I'm very confuse with this exercise. The prime number decomposition of $|G|$ is $936=2^{3}3^{2}13$. That is, $G$ is not a $p$-group, has no order $pq$, $p^2q$, $p^mq$ or $p^mq^n$. And $|H|=117=3^{2}13$ is not a prime or power of prime. And $G$ is not a cyclic group. In other words, it seems to me that $G$ and $H$ do not fit any of the conditions and consequences of Sylow's theorems and their corollaries. Any tips on what to do? Is there a theorem that fits these conditions that I have missed?

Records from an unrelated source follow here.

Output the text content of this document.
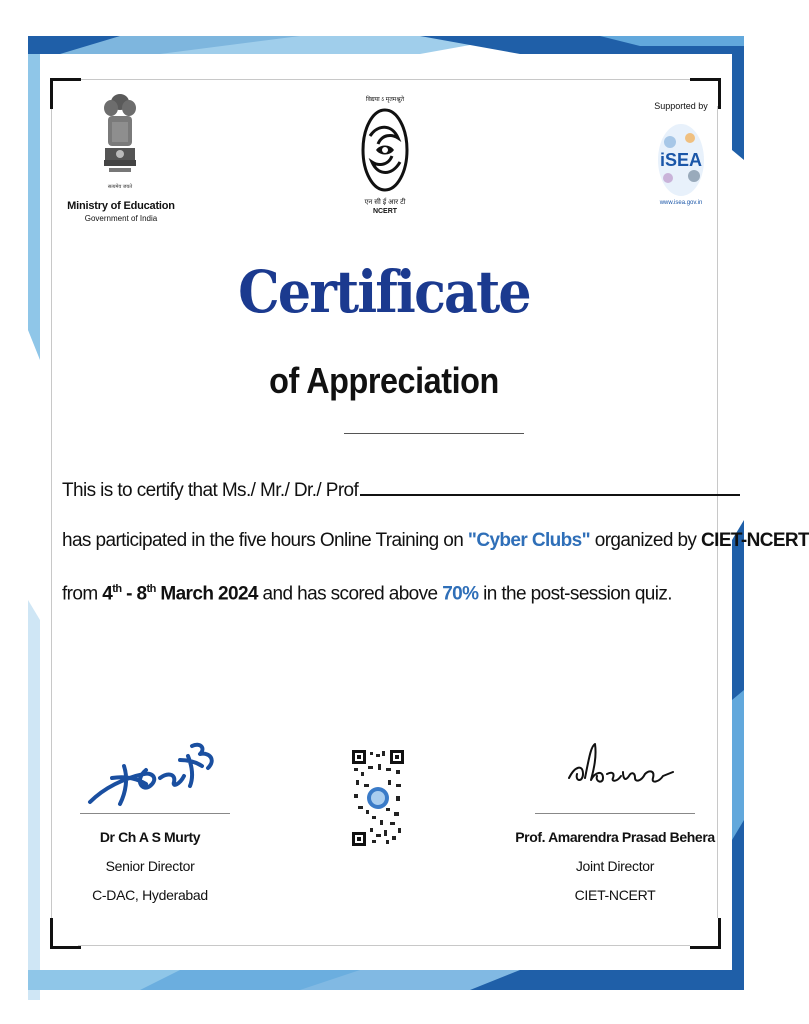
सत्यमेव जयते
Ministry of Education
Government of India
विद्यया ऽ मृतमश्नुते
एन सी ई आर टी
NCERT
Supported by
iSEA
www.isea.gov.in
Certificate
of Appreciation
This is to certify that Ms./ Mr./ Dr./ Prof
has participated in the five hours Online Training on "Cyber Clubs" organized by CIET-NCERT
from 4th - 8th March 2024 and has scored above 70% in the post-session quiz.
Dr Ch A S Murty
Senior Director
C-DAC, Hyderabad
Prof. Amarendra Prasad Behera
Joint Director
CIET-NCERT
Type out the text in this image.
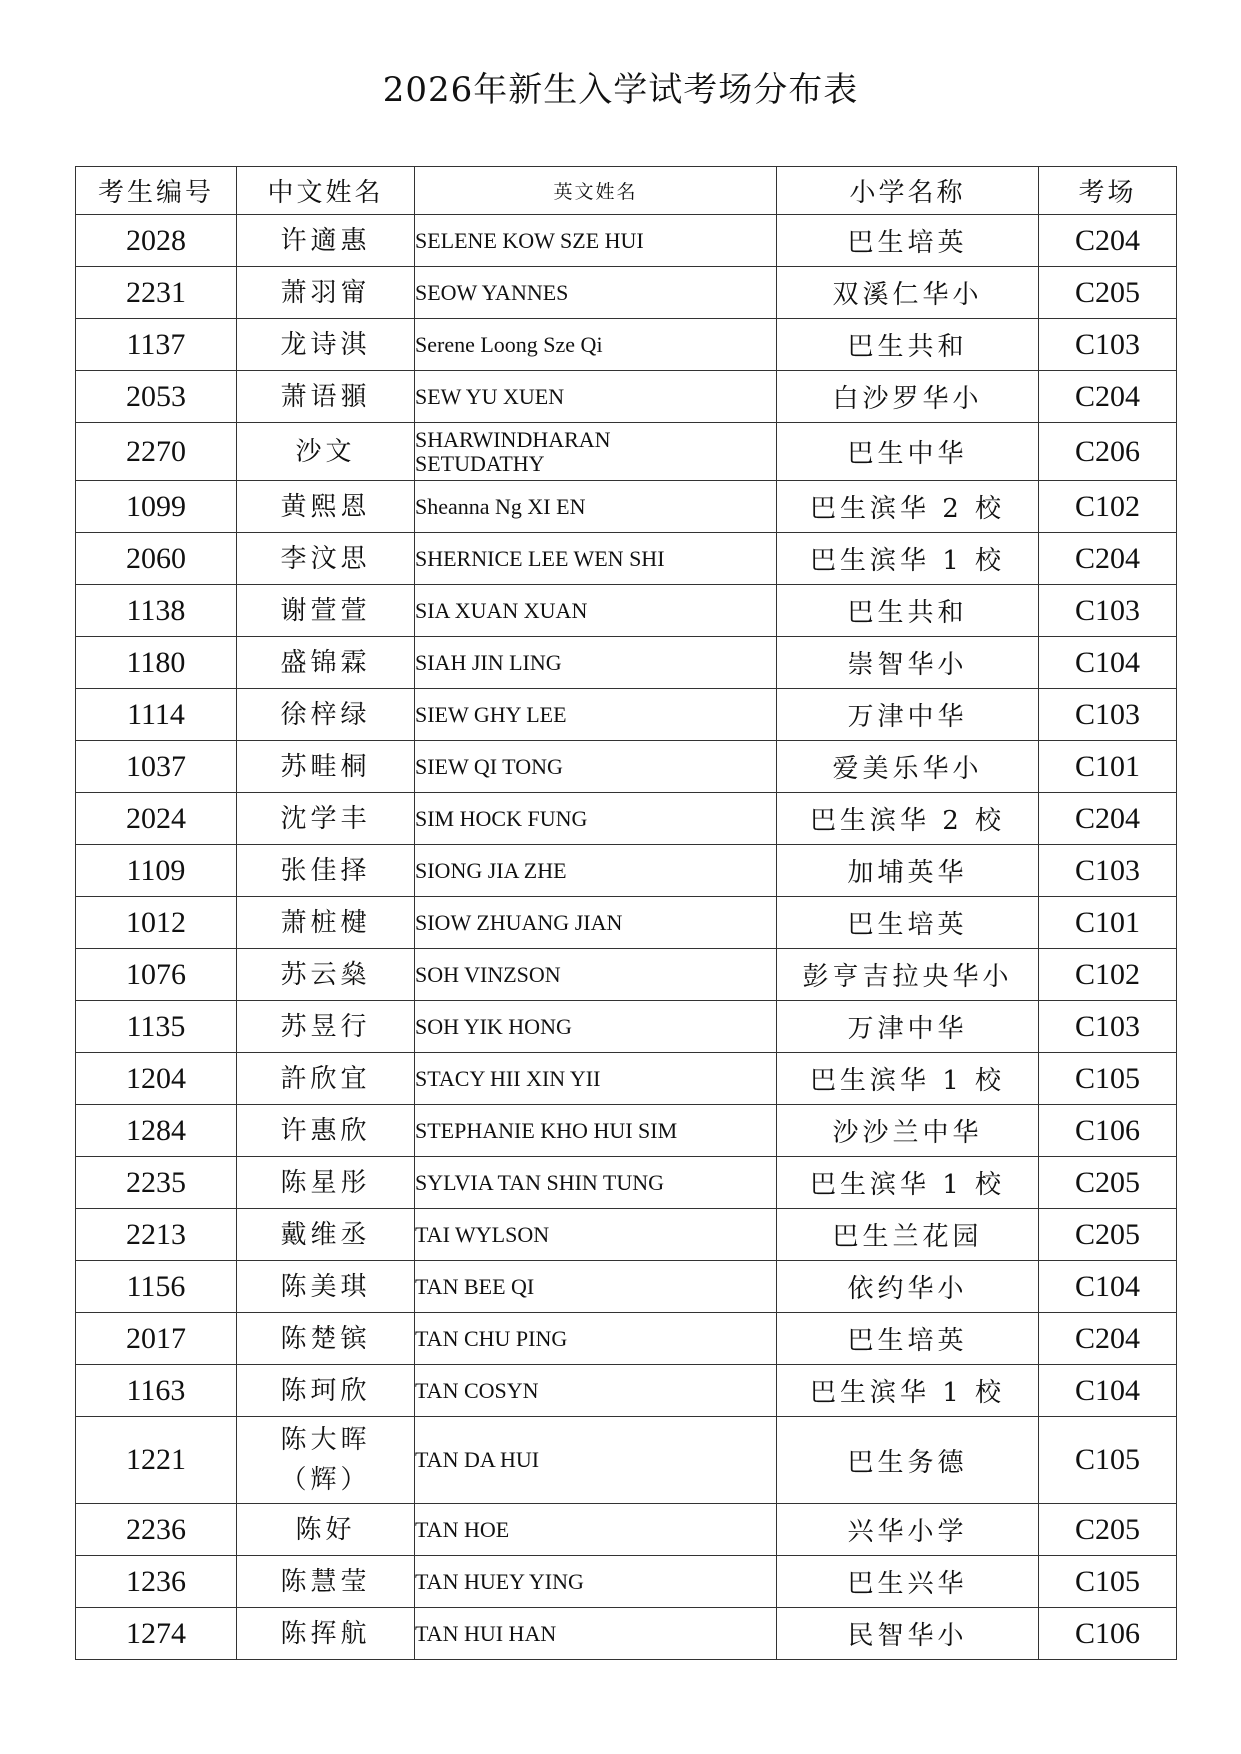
2026年新生入学试考场分布表
考生编号	中文姓名	英文姓名	小学名称	考场
2028	许適惠	SELENE KOW SZE HUI	巴生培英	C204
2231	萧羽甯	SEOW YANNES	双溪仁华小	C205
1137	龙诗淇	Serene Loong Sze Qi	巴生共和	C103
2053	萧语頨	SEW YU XUEN	白沙罗华小	C204
2270	沙文	SHARWINDHARAN SETUDATHY	巴生中华	C206
1099	黄熙恩	Sheanna Ng XI EN	巴生滨华 2 校	C102
2060	李汶思	SHERNICE LEE WEN SHI	巴生滨华 1 校	C204
1138	谢萱萱	SIA XUAN XUAN	巴生共和	C103
1180	盛锦霖	SIAH JIN LING	崇智华小	C104
1114	徐梓绿	SIEW GHY LEE	万津中华	C103
1037	苏畦桐	SIEW QI TONG	爱美乐华小	C101
2024	沈学丰	SIM HOCK FUNG	巴生滨华 2 校	C204
1109	张佳择	SIONG JIA ZHE	加埔英华	C103
1012	萧桩楗	SIOW ZHUANG JIAN	巴生培英	C101
1076	苏云燊	SOH VINZSON	彭亨吉拉央华小	C102
1135	苏昱行	SOH YIK HONG	万津中华	C103
1204	許欣宜	STACY HII XIN YII	巴生滨华 1 校	C105
1284	许惠欣	STEPHANIE KHO HUI SIM	沙沙兰中华	C106
2235	陈星彤	SYLVIA TAN SHIN TUNG	巴生滨华 1 校	C205
2213	戴维丞	TAI WYLSON	巴生兰花园	C205
1156	陈美琪	TAN BEE QI	依约华小	C104
2017	陈楚镔	TAN CHU PING	巴生培英	C204
1163	陈珂欣	TAN COSYN	巴生滨华 1 校	C104
1221	陈大晖（辉）	TAN DA HUI	巴生务德	C105
2236	陈好	TAN HOE	兴华小学	C205
1236	陈慧莹	TAN HUEY YING	巴生兴华	C105
1274	陈挥航	TAN HUI HAN	民智华小	C106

# Abstract Algebra – Subgroup of Finite Group of Order 936

abstract-algebrafinite-groupsgroup-theorysylow-theory

## Best Answer

By the Sylow Theorems, the number of $13$-Sylow subgroups must divide $|G|$ and be congruent to $1$ modulo $13$. So it is a divisor of $2^3\times 3^2$ that is congruent to $1$ modulo $13$.

You have possible values $1$, $2$, $4$, $8$, $3$, $6$, $12$, $24$, $9$, $18$, $36$, and $72$. Of these, the only one that is congruent to $1$ modulo $13$ is $1$. So $G$ has a unique, hence normal, subgroup of order $13$, $P$.

Since $P$ is normal, for every subgroup $K$ of $G$, we have $KP=PK$, hence $KP$ is always a subgroup of $G$. The order is $|KP| = |K||P|/|K\cap P|$. Since $|P|=13$, all you need is a subgroup of order $9$. Does $G$ have a subgroup of order $9$?